December 12, 2014 by Paul Goldsmith
The trouble with the speech Ed Miliband gave yesterday on how Labour would reduce the deficit is not that it was 3 months late, but that it was three years late. Miliband famously forgot to mention the size of the deficit (how much we are adding to the national debt every year) in his Conference speech in September. But whilst many attributed more meaning to that ‘Keynesian slip’ than it deserved, far more important has been how long it has taken for Miliband to admit that the deficit is a problem that needs to be tackled in the first place.
This comes at a time when quite frankly the Conservatives’ plans for cutting the deficit look to be in disarray. To offer, as David Cameron and George Osborne do, £7bn of unfunded income tax cuts in addition to another £1bn of stamp duty revenue cuts whilst saying that they have a credible plan for reducing the gap between tax revenue and government spending should be laughable. In addition to this the Tories are promising cuts to the size of the state that have been independently verified as being big enough to take the size of government spending as a percentage of GDP back to 1930s levels (before the welfare state and NHS existed). Finally, having promised they would cut the deficit completely by the end of this Parliament they are not in fact due to do so until 2018/2019. In any normal circumstances Labour would have a massive economic hole to drive through.
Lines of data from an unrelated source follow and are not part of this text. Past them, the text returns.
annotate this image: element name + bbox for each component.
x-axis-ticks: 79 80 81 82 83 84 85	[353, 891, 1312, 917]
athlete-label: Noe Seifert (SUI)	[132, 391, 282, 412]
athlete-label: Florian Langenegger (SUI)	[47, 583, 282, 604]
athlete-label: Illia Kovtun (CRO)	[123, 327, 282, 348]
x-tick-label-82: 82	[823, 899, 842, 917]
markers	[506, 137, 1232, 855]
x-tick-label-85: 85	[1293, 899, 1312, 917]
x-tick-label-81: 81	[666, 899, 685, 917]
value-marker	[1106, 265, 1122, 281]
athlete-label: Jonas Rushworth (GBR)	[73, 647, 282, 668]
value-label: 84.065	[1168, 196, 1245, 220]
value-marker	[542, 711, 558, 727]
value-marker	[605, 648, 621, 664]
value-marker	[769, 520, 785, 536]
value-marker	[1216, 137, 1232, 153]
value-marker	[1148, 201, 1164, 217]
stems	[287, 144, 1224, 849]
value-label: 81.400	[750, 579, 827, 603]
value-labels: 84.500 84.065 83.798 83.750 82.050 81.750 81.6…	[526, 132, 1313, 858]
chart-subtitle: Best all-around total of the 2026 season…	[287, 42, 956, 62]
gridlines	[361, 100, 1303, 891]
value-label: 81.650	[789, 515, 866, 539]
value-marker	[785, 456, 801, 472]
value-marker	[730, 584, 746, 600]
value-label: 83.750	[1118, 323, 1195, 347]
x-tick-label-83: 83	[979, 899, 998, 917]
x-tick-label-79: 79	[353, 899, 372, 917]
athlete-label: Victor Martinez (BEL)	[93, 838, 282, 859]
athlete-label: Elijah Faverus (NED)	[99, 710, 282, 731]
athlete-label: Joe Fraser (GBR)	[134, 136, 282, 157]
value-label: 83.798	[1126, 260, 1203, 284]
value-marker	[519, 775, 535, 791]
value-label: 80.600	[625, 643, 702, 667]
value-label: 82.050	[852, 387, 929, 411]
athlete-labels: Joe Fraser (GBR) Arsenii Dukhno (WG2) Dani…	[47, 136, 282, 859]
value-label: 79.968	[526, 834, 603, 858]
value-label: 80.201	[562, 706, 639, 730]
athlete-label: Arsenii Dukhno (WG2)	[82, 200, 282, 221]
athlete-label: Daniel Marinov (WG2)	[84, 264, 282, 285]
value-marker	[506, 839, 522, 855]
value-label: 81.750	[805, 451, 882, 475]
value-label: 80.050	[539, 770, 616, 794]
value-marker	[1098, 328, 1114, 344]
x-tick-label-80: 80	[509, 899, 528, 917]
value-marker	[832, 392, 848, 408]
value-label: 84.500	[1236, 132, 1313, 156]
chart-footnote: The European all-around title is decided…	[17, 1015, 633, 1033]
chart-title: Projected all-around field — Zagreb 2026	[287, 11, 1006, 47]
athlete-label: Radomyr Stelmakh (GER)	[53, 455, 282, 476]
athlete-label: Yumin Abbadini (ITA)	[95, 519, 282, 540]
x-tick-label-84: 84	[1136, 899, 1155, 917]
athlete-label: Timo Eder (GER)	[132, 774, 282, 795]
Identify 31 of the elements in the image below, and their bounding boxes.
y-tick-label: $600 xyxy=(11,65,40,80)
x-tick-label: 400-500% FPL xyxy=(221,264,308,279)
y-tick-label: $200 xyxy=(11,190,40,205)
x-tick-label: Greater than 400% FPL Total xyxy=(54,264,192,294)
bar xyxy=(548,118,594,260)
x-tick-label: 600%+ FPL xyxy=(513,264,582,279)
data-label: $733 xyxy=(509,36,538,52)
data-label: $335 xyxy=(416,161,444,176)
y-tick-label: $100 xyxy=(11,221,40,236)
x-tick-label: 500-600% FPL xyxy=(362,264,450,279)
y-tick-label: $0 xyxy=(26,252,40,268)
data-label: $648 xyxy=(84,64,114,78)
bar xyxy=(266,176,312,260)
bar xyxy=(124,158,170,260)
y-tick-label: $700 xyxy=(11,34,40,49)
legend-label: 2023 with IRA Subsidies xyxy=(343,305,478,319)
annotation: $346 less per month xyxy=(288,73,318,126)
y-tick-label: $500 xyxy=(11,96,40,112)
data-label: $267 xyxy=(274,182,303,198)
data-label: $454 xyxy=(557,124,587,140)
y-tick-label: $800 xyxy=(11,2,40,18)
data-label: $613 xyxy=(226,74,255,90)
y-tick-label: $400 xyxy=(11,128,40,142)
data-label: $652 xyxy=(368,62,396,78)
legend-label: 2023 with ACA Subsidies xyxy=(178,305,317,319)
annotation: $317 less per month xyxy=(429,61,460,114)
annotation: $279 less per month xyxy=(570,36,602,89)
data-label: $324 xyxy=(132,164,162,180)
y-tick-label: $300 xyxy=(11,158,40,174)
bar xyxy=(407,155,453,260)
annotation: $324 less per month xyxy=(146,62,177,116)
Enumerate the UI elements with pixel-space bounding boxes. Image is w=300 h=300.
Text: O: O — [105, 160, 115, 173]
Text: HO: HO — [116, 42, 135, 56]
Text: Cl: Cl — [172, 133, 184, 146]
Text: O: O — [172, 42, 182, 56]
But these aren’t normal circumstances. Ed Miliband and Ed Balls spent the first three years of this Parliament overplaying their role as an opposition by choosing to oppose just about every cut the Coalition government made. In fact, for the first year of it, Balls was making speeches about how cuts shouldn’t have been needed at all. There was some economic validity in Balls’ criticisms, but given the Coalition had inherited an economy in recession and with a deficit of £168bn it was just too easy for the Conservatives in particular to paint Labour as ‘deficit-deniers’. We can discuss over and over again whether the size of the deficit was Labour’s fault, but poll after poll after poll suggests the public thinks that it is. Whoever caused the recession in 2008, arriving at it after so many years of growth without a budget surplus to use for a stimulus was not sensible long-term economic management.
So to have then spent as much time as they did opposing cuts, denying the deficit was a problem and not coming up with a credible plan for fixing the state of the economy, it is very late for Labour to be trying to do that now. However, that is not to say what Miliband said was wrong, not that it wasn’t a good speech – because it was. At the centre of it was a ‘pledge card’ headed by this – “We will build a strong economic foundation and balance the books. We will cut the deficit every year while securing the future of the NHS. And none of our manifesto commitments will require additional borrowing.” Although he wasn’t able to list specific cuts, because, as he pointed out, until you in government and can actually see the books you cannot commit to specific cuts, he was able to set out the dividing line between how Labour would cut the deficit and how the Tories would. He also mentioned many of the policies he had announced so far, including the mansion tax, taxes on bankers bonuses etc that show that the burden of the cuts would fall more on the broader shoulders. He also explained that cutting slower would help produce the growth needed to make cutting the deficit possible in a sustainable way.
As Robert Peston pointed out – “Labour believes that by cutting less in the short term, the economy would grow faster – and that would yield higher tax revenues that would finance a relatively bigger public sector. And debt as a proportion of GDP would be reduced by a swelling of the GDP denominator. The Tories are convinced that the momentum in the economy is sufficient to absorb more immediate and larger public sector cuts – and that the imperative is to cut debt sooner rather than later.” All this makes some sense – effectively painting the Conservatives’ strategy as a risk to the economy in the same way the Conservatives like to paint his strategy the same.
Yet he couldn’t resist taking ideological and rather childish pot-shots at the Conservatives, which we could do without. He talked of how the ‘only real 35% strategy’ (a reference to the many people who think Labour has retreated to the comfort of their core vote to carry them limping over the line to 35% of the vote which could be enough for a majority) is the Conservatives’ plan to shrink the state to 35% of GDP. He then said that this was an ideological plan, not because they ‘have to do it’, but because they ‘want to do it’ – “regardless of the consequences”. This last line is a shame, because it wasn’t necessary, and Miliband should be better than that. One third of the country is going to vote Conservative, and Miliband should be trying to attract some of those – painting them as heartless is quite counter-productive.